Ah, The Shivers of Highway ’61. Yes, I was watching TCM and yes, Marlon Brando’s “The Wild One” was on. I am really a simple soul. I hope you enjoyed “The Rolling Stones” joke as “The Wild One” spawned The Beatles. Also, a bit of Rosie and Pig’s dialog was improvised by Mike and Jenny. I had to keep it in 🙂
After that, we have a scene in which Dot has a moment of intimacy with Scottie. I wanted Scottie to understand how well someone can get under her skin and how out-of-her-league she was. I often feel that way myself, being functionally developmentally younger than my actual age (as is the case with most autistic-spectrum people). That’s why we connect with animals so much, like Temple Grandin – we’re not as “developmentally mature” as you all are.
So, off Len and Scottie go when the Big Bads attacked. The whole “Focus, Pray Offer” schtick was created when I was writing these set of scenes. I needed for Len to be able to get a one-up on the Big Bads and I had to have established it in earlier episodes. So I had to go back through all the episodes in which Len interacts with the Big Bads and add the whole “Focus Pray Offer” schtick. Sorry about that. Had to do it. Didn’t want to. Boss told me to.

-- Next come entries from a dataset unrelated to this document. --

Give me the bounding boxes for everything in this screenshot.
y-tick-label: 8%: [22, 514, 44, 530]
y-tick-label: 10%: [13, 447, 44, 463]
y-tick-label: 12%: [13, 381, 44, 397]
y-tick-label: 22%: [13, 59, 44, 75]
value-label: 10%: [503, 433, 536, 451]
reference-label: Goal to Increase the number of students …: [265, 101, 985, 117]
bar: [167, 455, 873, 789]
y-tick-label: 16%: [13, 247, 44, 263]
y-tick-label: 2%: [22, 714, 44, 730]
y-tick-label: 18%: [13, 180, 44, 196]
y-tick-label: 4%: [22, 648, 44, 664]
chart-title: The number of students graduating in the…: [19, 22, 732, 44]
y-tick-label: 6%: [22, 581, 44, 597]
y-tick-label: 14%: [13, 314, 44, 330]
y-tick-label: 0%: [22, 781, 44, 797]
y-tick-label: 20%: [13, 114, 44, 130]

The scene in the liquor took me a month to do. I’m not kidding – it’s about 25 tracks and everything in hand-placed. At first, the puppet’s footsteps were sounding off so I had to move each one in relation to their grunts. I had to go through all the actors’ grunts and sort them and pick only the best. This was a very tedious scene to do.

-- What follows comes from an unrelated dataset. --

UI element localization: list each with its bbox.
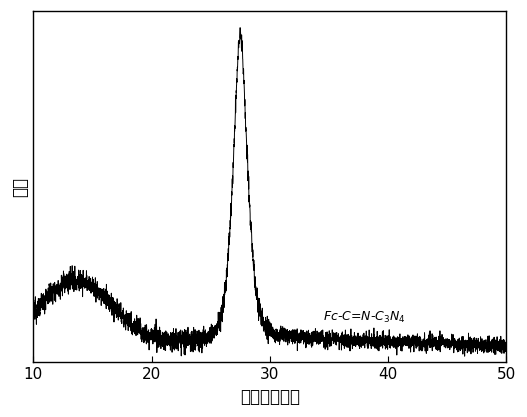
Text: Fc-C=N-C$_3$N$_4$: Fc-C=N-C$_3$N$_4$ (323, 310, 406, 325)
Y-axis label: 强度: 强度 (11, 177, 29, 197)
X-axis label: 衍射角（度）: 衍射角（度） (240, 388, 300, 406)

Julia and Kerri sang the minor-key Alouette on the spot, way back in 2009 when they were first cast. I’m very proud of their work.
Andy (Len), whose voice work is so spot-on that I generally don’t mention it here (what was that I was saying about work so good that you don’t notice it?), had some confusion about how to do this scene initially. He did the initial takes playing the lines for laughs, and I had to keep telling him, no, this was a serious and scary scene. He replied that the lines were funny, which they are in one context but not in this one. Len had been hit in the head, had significant blood loss, and was in full-on insane-prophet mode. After the first take, Andy asked me to explain exactly what I wanted, and I said, in this scene Len is entirely hindbrain. He’s saying the first thing that comes to his head. He’s not entirely in control until something happens that brings him around. (And Andy did fantastic once he started thinking like that.)
With regards to the something that happens (no spoilers), I wasn’t planning it. Just when I was writing that scene, thinking about the Big Bads’ motivations, I couldn’t think of a single reason why they wouldn’t do what they did. So they did it. And it turned out to fit very well, thematically.